Regardless of its decision on Cefquinome, the FDA has yet to take action to curtail the much more widespread use of antibiotics important in human medicine as farm animal feed additives. The Union of Concerned Scientists estimates that 70 percent of all antibiotics used in the U.S. – nearly 25 million pounds annually – are used as feed additives for chicken, hogs and beef cattle.

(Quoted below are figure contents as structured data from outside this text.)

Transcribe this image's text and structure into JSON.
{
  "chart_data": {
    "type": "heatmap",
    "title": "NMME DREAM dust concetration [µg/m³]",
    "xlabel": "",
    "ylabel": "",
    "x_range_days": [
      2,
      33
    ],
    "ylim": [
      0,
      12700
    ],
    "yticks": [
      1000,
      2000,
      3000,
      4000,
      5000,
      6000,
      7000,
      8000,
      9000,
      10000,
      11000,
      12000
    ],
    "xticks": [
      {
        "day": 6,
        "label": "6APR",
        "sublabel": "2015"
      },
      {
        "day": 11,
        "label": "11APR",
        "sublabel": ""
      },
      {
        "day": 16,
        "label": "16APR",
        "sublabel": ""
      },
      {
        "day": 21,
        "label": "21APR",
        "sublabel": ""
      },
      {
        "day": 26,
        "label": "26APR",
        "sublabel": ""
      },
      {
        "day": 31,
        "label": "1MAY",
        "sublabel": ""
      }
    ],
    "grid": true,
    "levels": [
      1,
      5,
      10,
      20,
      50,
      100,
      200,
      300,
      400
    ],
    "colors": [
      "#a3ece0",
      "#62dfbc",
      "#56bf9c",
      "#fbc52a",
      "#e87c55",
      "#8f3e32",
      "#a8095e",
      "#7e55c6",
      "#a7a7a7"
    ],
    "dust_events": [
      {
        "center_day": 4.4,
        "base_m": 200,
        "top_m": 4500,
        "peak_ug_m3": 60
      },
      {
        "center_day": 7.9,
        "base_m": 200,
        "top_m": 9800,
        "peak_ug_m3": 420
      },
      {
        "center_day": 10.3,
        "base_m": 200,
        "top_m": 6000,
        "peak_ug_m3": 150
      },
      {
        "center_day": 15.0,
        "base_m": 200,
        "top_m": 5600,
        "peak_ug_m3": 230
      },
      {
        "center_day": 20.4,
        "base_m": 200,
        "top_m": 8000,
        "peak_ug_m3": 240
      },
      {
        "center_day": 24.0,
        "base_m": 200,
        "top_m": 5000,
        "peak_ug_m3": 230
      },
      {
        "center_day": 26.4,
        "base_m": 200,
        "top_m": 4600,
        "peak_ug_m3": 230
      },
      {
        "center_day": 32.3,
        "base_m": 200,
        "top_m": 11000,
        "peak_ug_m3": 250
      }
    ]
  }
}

Antibiotic feed additives are used to promote slightly faster growth and to compensate for overcrowded and unhealthy conditions in industrial-scale concentrated animal feeding operations. The FDA continues to allow these non-therapeutic uses, even though such use appears to violate the safety standards in the FDA’s own official guidance on agricultural antibiotics. More than half of these drugs belong to classes of antibiotics that are important in human medicine.
Only three new classes of antibiotics have been developed during the last 25 years. We must preserve the few we have left in order to protect human health.
Sue Jarrett is an independent rancher from Wray. David Wallinga, M.D., of St. Paul, Minn., is director of the Food and Health Program at the Institute for Agriculture and Trade Policy and a member of the Keep Antibiotics Working coalition.